Alan Moore on V for Vendetta

Friday, March 17th, 2006

Alan Moore has written a number of excellent, cerebral graphic novels that have been turned into awful, mindless movies:

In Hollywood you’re going to have the producers and the backers putting in their … well, I don’t want to dignify them by calling them ideas, but … having their input, shall we say. You’re going to get actors who’ll say they don’t want to say this line or play this character like that. I mean the police inspector in From Hell, Fred Abberline, was based on real life: He was an unassuming man in middle age who was not a heavy drinker and who, as far as I know, remained faithful to his wife throughout his entire life. Johnny Depp saw fit to play this character as an absinthe-swilling, opium-den-frequenting dandy with a haircut that, in the Metropolitan Police force in 1888, would have gotten him beaten up by the other officers.

On the other hand when I have got an opium-addicted character, in Allan Quatermain [in The League of Extraordinary Gentlemen], this was true to the [original] character — he showed a fondness for drugs on several occasions. But Sean Connery didn’t want to play him as a drug-addled individual. So the main part of Quatermain’s character was thrown out the window on the whim of an actor. I don’t have these problems in comics.

Naturally, he’s not happy with V for Vendetta:

I’ve read the screenplay, so I know exactly what they’re doing with it, and I’m not going to be going to see it. When I wrote “V,” politics were taking a serious turn for the worse over here. We’d had [Conservative Party Prime Minister] Margaret Thatcher in for two or three years, we’d had anti-Thatcher riots, we’d got the National Front and the right wing making serious advances. “V for Vendetta” was specifically about things like fascism and anarchy.

Those words, “fascism” and “anarchy,” occur nowhere in the film. It’s been turned into a Bush-era parable by people too timid to set a political satire in their own country. In my original story there had been a limited nuclear war, which had isolated Britain, caused a lot of chaos and a collapse of government, and a fascist totalitarian dictatorship had sprung up.
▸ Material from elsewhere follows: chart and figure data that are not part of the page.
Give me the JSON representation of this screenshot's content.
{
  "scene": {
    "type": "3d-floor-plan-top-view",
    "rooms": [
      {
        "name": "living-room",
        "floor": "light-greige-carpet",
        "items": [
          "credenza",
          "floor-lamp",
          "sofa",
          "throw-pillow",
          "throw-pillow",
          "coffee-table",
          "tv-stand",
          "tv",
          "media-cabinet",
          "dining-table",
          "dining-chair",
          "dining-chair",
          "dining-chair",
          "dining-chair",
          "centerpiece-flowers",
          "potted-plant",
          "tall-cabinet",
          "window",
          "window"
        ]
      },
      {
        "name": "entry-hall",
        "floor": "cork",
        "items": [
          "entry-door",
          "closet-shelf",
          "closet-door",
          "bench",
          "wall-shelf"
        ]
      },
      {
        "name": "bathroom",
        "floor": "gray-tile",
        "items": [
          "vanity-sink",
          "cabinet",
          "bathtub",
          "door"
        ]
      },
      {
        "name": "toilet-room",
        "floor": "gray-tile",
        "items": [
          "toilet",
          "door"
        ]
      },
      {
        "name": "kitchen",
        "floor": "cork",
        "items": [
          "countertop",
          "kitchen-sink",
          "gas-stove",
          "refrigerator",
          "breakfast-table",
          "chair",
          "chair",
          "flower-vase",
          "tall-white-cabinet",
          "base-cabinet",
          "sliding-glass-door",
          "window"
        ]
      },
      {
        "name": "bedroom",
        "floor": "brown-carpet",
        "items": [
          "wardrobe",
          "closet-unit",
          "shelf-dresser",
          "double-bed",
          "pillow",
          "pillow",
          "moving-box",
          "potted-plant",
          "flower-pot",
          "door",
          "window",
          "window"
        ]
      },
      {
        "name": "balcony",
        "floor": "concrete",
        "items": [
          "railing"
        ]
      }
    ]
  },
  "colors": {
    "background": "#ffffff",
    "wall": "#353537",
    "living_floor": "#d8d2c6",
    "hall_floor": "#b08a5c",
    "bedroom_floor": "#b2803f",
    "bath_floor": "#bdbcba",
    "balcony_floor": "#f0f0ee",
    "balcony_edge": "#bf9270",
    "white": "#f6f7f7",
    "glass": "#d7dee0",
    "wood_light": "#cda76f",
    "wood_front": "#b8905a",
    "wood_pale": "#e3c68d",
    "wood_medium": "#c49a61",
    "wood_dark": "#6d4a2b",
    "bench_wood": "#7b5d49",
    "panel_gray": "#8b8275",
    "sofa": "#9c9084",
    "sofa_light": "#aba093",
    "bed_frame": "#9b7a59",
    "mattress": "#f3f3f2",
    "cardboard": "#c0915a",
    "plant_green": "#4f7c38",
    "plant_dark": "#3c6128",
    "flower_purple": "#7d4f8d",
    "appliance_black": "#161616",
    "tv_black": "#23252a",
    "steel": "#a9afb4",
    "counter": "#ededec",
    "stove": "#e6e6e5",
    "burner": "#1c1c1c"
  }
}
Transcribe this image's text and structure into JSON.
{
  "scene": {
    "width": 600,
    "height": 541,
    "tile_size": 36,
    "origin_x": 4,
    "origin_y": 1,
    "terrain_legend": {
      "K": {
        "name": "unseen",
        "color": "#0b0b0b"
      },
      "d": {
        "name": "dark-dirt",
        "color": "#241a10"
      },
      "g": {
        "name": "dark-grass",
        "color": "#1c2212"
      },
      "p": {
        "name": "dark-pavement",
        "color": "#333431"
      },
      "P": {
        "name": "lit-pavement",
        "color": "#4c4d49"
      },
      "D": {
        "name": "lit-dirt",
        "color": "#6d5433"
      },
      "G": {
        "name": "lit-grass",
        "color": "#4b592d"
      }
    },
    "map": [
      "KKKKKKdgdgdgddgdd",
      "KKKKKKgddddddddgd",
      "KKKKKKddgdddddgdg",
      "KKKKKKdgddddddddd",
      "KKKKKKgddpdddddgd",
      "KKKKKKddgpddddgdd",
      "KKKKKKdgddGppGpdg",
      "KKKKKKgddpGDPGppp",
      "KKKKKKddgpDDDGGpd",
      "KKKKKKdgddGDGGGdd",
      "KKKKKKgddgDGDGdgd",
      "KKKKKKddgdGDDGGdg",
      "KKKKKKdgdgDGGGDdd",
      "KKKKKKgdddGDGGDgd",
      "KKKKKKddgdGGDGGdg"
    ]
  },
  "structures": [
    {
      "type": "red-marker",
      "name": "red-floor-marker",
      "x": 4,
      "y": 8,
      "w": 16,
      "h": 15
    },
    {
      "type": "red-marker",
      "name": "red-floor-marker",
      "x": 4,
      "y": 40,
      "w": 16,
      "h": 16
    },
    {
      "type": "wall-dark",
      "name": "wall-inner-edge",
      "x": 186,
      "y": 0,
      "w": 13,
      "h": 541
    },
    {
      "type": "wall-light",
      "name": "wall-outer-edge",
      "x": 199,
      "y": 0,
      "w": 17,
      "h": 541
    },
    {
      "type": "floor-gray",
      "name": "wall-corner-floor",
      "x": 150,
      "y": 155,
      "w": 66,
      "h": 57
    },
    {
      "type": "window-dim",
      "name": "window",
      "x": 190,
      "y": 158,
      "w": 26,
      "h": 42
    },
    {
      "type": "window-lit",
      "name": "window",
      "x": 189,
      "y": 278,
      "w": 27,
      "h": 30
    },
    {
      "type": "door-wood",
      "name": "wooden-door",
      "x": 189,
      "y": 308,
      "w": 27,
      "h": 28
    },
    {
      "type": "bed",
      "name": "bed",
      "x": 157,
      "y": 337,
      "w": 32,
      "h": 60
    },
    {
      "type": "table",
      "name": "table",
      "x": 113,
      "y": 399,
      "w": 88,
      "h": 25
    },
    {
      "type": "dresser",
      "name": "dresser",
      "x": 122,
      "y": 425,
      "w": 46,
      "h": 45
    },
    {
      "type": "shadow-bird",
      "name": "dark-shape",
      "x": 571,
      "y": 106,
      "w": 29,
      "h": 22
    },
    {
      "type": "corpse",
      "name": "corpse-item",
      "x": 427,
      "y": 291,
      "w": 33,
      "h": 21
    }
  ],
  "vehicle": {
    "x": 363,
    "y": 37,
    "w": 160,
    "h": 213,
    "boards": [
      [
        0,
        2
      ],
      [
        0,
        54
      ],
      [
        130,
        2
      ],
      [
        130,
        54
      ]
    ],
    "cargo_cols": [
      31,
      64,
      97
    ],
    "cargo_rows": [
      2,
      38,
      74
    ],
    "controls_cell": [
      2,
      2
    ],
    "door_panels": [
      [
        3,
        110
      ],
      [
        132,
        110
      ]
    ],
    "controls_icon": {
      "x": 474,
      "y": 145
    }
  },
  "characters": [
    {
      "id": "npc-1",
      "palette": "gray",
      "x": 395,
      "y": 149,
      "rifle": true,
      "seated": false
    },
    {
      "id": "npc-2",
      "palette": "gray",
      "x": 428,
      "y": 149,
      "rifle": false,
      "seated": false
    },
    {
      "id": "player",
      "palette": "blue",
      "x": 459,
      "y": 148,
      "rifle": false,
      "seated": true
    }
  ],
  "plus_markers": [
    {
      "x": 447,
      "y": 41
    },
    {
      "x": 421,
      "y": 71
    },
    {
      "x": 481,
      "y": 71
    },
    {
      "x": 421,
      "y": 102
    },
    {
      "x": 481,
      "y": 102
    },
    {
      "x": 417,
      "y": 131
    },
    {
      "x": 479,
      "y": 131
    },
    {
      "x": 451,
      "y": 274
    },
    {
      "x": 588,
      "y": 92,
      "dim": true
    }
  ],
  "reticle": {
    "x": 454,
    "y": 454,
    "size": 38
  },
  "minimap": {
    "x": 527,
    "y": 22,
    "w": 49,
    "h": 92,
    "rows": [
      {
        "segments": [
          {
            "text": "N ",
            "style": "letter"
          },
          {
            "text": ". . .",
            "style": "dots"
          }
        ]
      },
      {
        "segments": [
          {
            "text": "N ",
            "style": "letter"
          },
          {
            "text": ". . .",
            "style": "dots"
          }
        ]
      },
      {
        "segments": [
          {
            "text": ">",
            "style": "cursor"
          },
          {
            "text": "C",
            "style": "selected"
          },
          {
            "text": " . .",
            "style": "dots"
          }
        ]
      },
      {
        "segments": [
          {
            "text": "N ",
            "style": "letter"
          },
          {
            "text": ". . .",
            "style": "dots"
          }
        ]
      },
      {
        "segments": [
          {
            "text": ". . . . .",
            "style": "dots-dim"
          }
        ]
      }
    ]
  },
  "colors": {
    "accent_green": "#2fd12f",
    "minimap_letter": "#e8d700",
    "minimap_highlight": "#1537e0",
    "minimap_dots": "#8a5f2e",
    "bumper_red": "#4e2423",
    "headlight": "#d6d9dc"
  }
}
Now, in the film, you’ve got a sinister group of right-wing figures — not fascists, but you know that they’re bad guys — and what they have done is manufactured a bio-terror weapon in secret, so that they can fake a massive terrorist incident to get everybody on their side, so that they can pursue their right-wing agenda. It’s a thwarted and frustrated and perhaps largely impotent American liberal fantasy of someone with American liberal values [standing up] against a state run by neo-conservatives — which is not what V for Vendetta was about. It was about fascism, it was about anarchy, it was about [England]. The intent of the film is nothing like the intent of the book as I wrote it. And if the Wachowski brothers had felt moved to protest the way things were going in America, then wouldn’t it have been more direct to do what I’d done and set a risky political narrative sometime in the near future that was obviously talking about the things going on today?

Comments

  1. Graham says:

    It’s hard to remember now that surprisingly large groups of people experienced the 80s in the terms Moore laid out. That perspective seemed like a funhouse mirror to me and still does.

    Funny to see him slagging anti-Bush protesters and making now lost-to-the-left distinctions among right wing tendencies.